Today marks my family’s fifth anniversary living in America.

With every year away from the Philippines, I’m increasingly compelled to understand who I was before growing up on three continents centered my story. That means unpacking my identity as a first-generation immigrant; developing answers that my younger self couldn’t articulate; and connecting the ways in which each community I’ve been fortunate to call home has shaped who I am and how I see the world.
Weaved through this short post are personal photos from Itogon, Benguet; a small municipality outside of Baguio City, my hometown. My Nanay and Tatay raised me here while my parents and newly-born brother lived in the heart of the city. Mom shared that our small family would reunite again when her work schedule allowed it. In anticipation of our relocation to the United Kingdom, we then moved to my dad’s birthplace of Hagonoy, Bulucan, just before mom went abroad first in 2000. We’d go a whole year before finally living together as a family again, this time somewhere that had yet been considered home by anyone on both sides of my family.
Truthfully, it wasn’t until I returned to the Philippines alone in 2016 and relocated to Baltimore in 2017 that I began to explore the significance of these thousand-something miles apart during my earliest years.

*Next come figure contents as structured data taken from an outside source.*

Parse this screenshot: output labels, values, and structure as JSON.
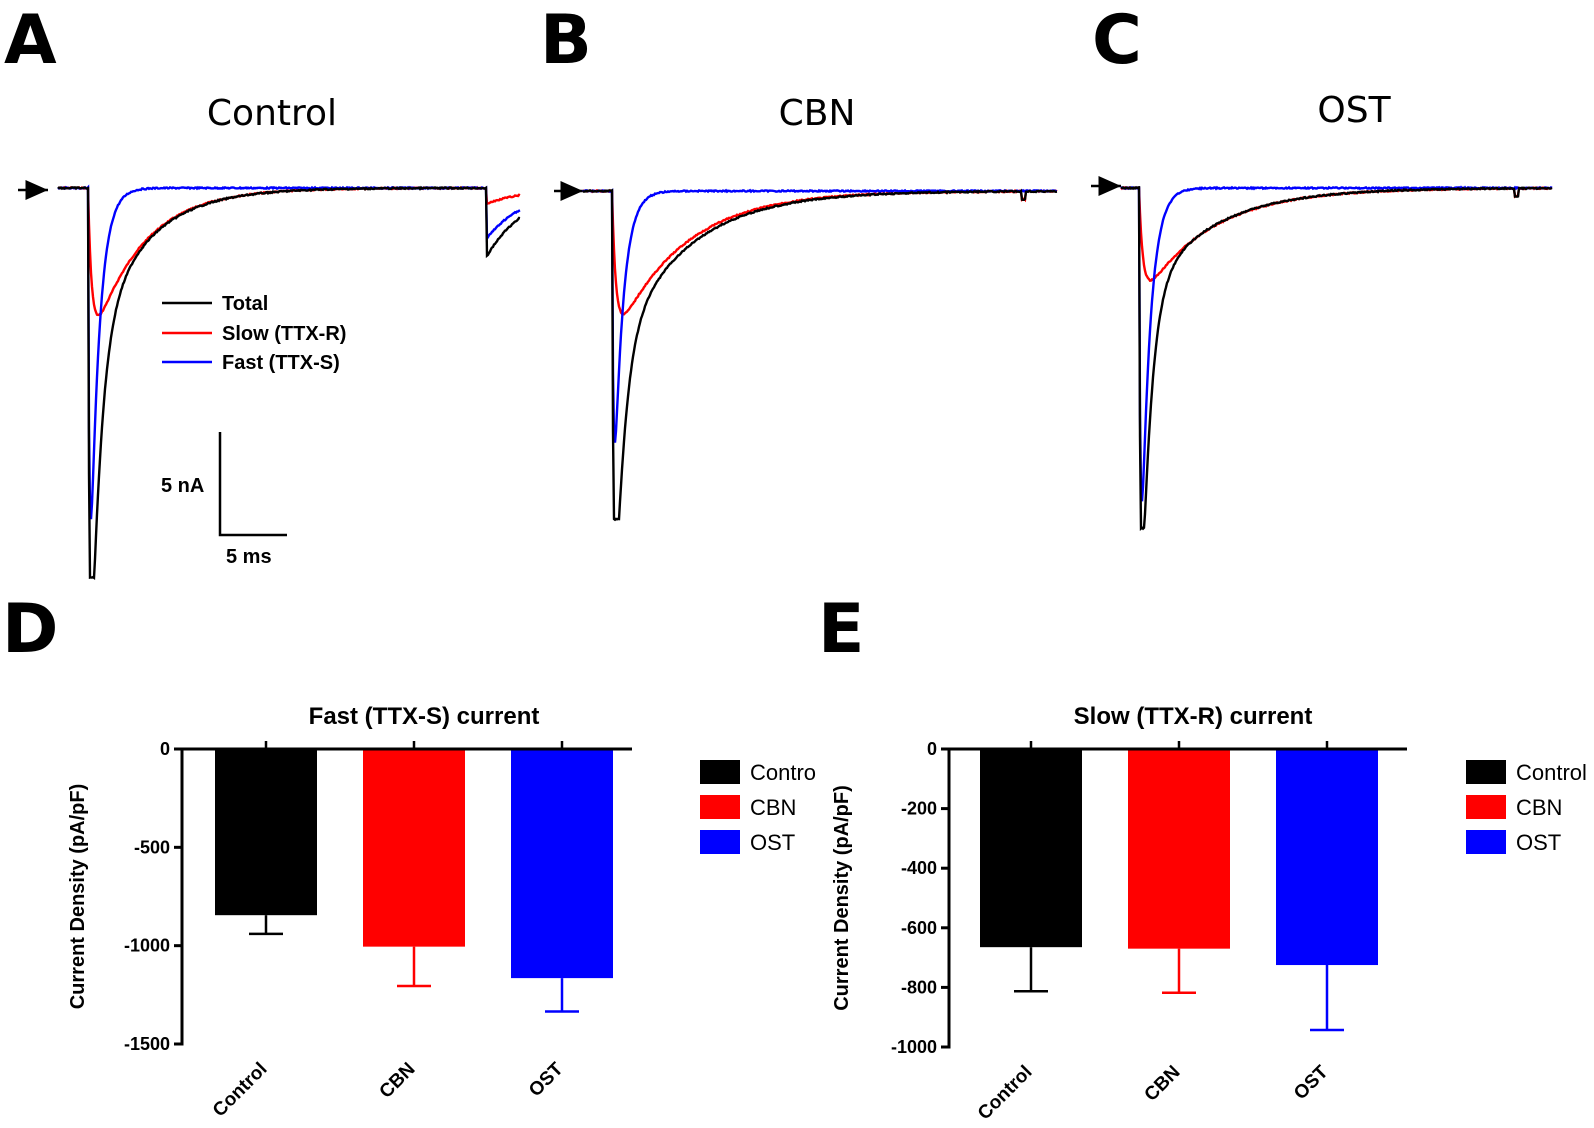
{
  "panels": {
    "A": {
      "letter": "A",
      "title": "Control"
    },
    "B": {
      "letter": "B",
      "title": "CBN"
    },
    "C": {
      "letter": "C",
      "title": "OST"
    },
    "D": {
      "letter": "D"
    },
    "E": {
      "letter": "E"
    }
  },
  "trace_legend": {
    "total": "Total",
    "slow": "Slow (TTX-R)",
    "fast": "Fast (TTX-S)"
  },
  "scale_bar": {
    "y_label": "5 nA",
    "x_label": "5 ms"
  },
  "colors": {
    "total": "#000000",
    "slow": "#ff0000",
    "fast": "#0000ff",
    "bar_black": "#000000",
    "bar_red": "#ff0000",
    "bar_blue": "#0000ff"
  },
  "traces": [
    {
      "panel": "A",
      "total_peak_nA": -19.0,
      "slow_peak_nA": -6.2,
      "fast_peak_nA": -16.2
    },
    {
      "panel": "B",
      "total_peak_nA": -16.0,
      "slow_peak_nA": -6.0,
      "fast_peak_nA": -12.3
    },
    {
      "panel": "C",
      "total_peak_nA": -16.6,
      "slow_peak_nA": -4.5,
      "fast_peak_nA": -15.3
    }
  ],
  "chart_data": [
    {
      "type": "bar",
      "title": "Fast (TTX-S) current",
      "ylabel": "Current Density (pA/pF)",
      "xlabel": "",
      "categories": [
        "Control",
        "CBN",
        "OST"
      ],
      "values": [
        -845,
        -1005,
        -1165
      ],
      "errors": [
        95,
        200,
        170
      ],
      "ylim": [
        -1500,
        0
      ],
      "yticks": [
        0,
        -500,
        -1000,
        -1500
      ],
      "legend": [
        "Contro",
        "CBN",
        "OST"
      ]
    },
    {
      "type": "bar",
      "title": "Slow (TTX-R) current",
      "ylabel": "Current Density (pA/pF)",
      "xlabel": "",
      "categories": [
        "Control",
        "CBN",
        "OST"
      ],
      "values": [
        -665,
        -670,
        -725
      ],
      "errors": [
        148,
        148,
        218
      ],
      "ylim": [
        -1000,
        0
      ],
      "yticks": [
        0,
        -200,
        -400,
        -600,
        -800,
        -1000
      ],
      "legend": [
        "Control",
        "CBN",
        "OST"
      ]
    }
  ]
}
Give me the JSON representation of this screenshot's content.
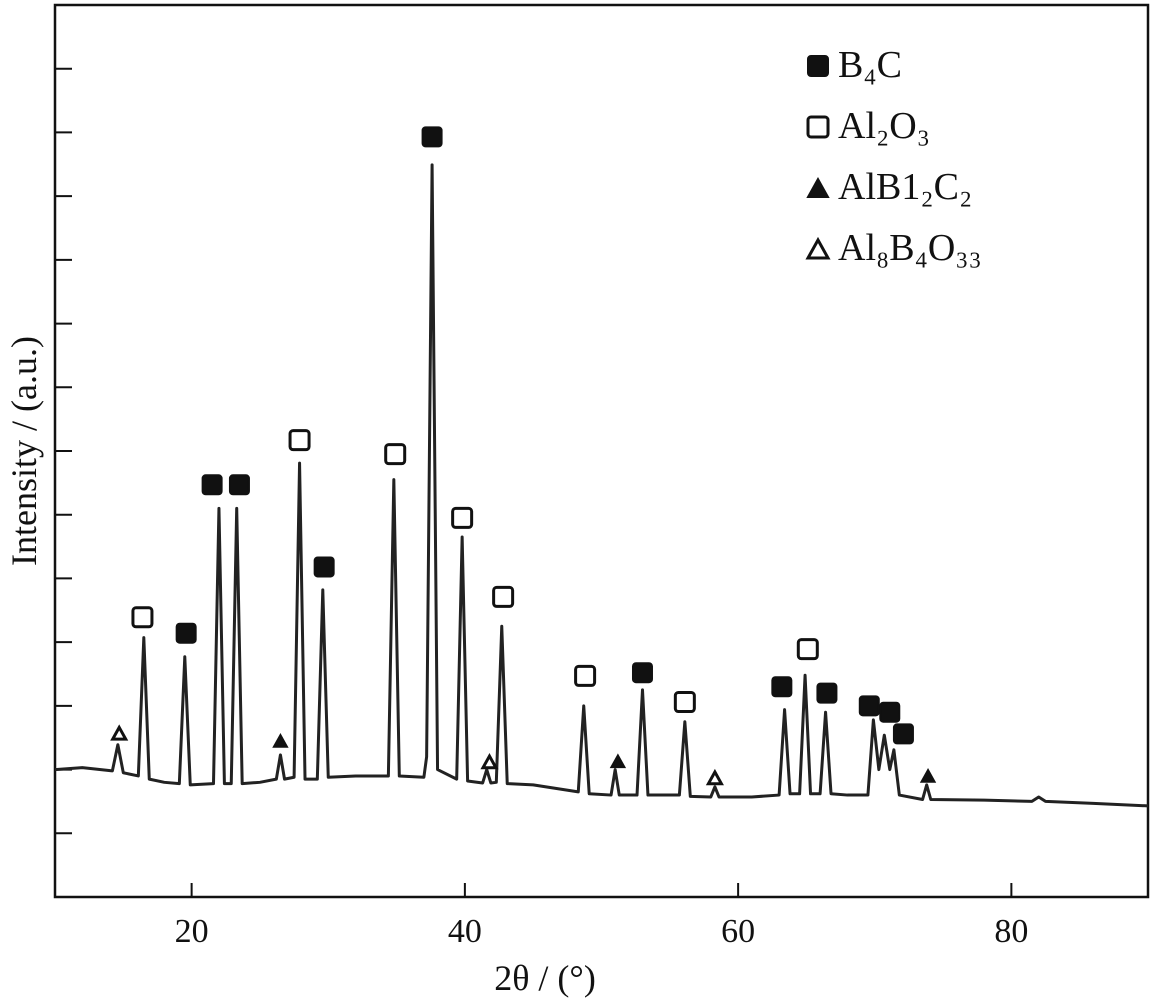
{
  "chart_data": {
    "type": "line",
    "x_label": "2θ / (°)",
    "y_label": "Intensity / (a.u.)",
    "xlim": [
      10,
      90
    ],
    "ylim": [
      0,
      14
    ],
    "xticks": [
      20,
      40,
      60,
      80
    ],
    "yticks": [
      1,
      2,
      3,
      4,
      5,
      6,
      7,
      8,
      9,
      10,
      11,
      12,
      13
    ],
    "color": "#222222",
    "legend": "upper right",
    "x": [
      10,
      12,
      14.2,
      14.6,
      15,
      16.1,
      16.5,
      16.9,
      18,
      19.1,
      19.5,
      19.9,
      21.6,
      22,
      22.4,
      22.9,
      23.3,
      23.7,
      25,
      26.2,
      26.5,
      26.8,
      27.5,
      27.9,
      28.3,
      29.2,
      29.6,
      30,
      32,
      34.4,
      34.8,
      35.2,
      37,
      37.2,
      37.6,
      38,
      39.4,
      39.8,
      40.2,
      41.3,
      41.6,
      41.9,
      42.3,
      42.7,
      43.1,
      45,
      48.3,
      48.7,
      49.1,
      50.7,
      51,
      51.3,
      52.6,
      53,
      53.4,
      55.7,
      56.1,
      56.5,
      58,
      58.3,
      58.6,
      61,
      63,
      63.4,
      63.8,
      64.5,
      64.9,
      65.3,
      66,
      66.4,
      66.8,
      68,
      69.5,
      69.9,
      70.3,
      70.7,
      71.1,
      71.4,
      71.8,
      73.5,
      73.8,
      74.1,
      78,
      81.5,
      82,
      82.5,
      86,
      90
    ],
    "values": [
      2.0,
      2.03,
      1.98,
      2.39,
      1.95,
      1.9,
      4.07,
      1.85,
      1.8,
      1.78,
      3.77,
      1.76,
      1.78,
      6.1,
      1.78,
      1.78,
      6.1,
      1.78,
      1.8,
      1.85,
      2.23,
      1.85,
      1.88,
      6.81,
      1.85,
      1.85,
      4.82,
      1.88,
      1.9,
      1.9,
      6.55,
      1.9,
      1.88,
      2.2,
      11.49,
      2.0,
      1.85,
      5.65,
      1.82,
      1.79,
      2.0,
      1.79,
      1.8,
      4.25,
      1.78,
      1.76,
      1.65,
      3.0,
      1.62,
      1.6,
      2.0,
      1.6,
      1.6,
      3.25,
      1.6,
      1.6,
      2.75,
      1.58,
      1.57,
      1.73,
      1.57,
      1.57,
      1.6,
      2.94,
      1.62,
      1.62,
      3.48,
      1.62,
      1.62,
      2.9,
      1.62,
      1.6,
      1.6,
      2.78,
      2.0,
      2.54,
      2.0,
      2.31,
      1.6,
      1.53,
      1.76,
      1.53,
      1.52,
      1.5,
      1.57,
      1.5,
      1.47,
      1.43
    ],
    "markers": [
      {
        "name": "B₄C",
        "symbol": "square",
        "filled": true,
        "color": "#111111",
        "x": [
          37.6,
          19.6,
          21.5,
          23.5,
          29.7,
          53.0,
          63.2,
          66.5,
          69.6,
          71.1,
          72.1
        ],
        "y": [
          11.93,
          4.14,
          6.47,
          6.47,
          5.18,
          3.52,
          3.3,
          3.2,
          3.0,
          2.9,
          2.56
        ]
      },
      {
        "name": "Al₂O₃",
        "symbol": "square",
        "filled": false,
        "color": "#111111",
        "x": [
          16.4,
          27.9,
          34.9,
          39.8,
          42.8,
          48.8,
          56.1,
          65.1
        ],
        "y": [
          4.39,
          7.17,
          6.95,
          5.95,
          4.71,
          3.47,
          3.06,
          3.89
        ]
      },
      {
        "name": "AlB1₂C₂",
        "symbol": "triangle",
        "filled": true,
        "color": "#111111",
        "x": [
          26.5,
          51.2,
          73.9
        ],
        "y": [
          2.45,
          2.13,
          1.9
        ]
      },
      {
        "name": "Al₈B₄O₃₃",
        "symbol": "triangle",
        "filled": false,
        "color": "#111111",
        "x": [
          14.7,
          41.8,
          58.3
        ],
        "y": [
          2.57,
          2.12,
          1.87
        ]
      }
    ]
  }
}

When times get tough, imagining myself back in Baguio City gives me a sense of peace. The meaning of home is still evolving for me and so is the process of creating it on my own terms. I still currently live in Baltimore, Maryland—I love being here and continually feel inspired by those around me. I’m not sure what the next five years entails, but if the journey is anything like my twenty-two years of existence so far, I’m ready for it.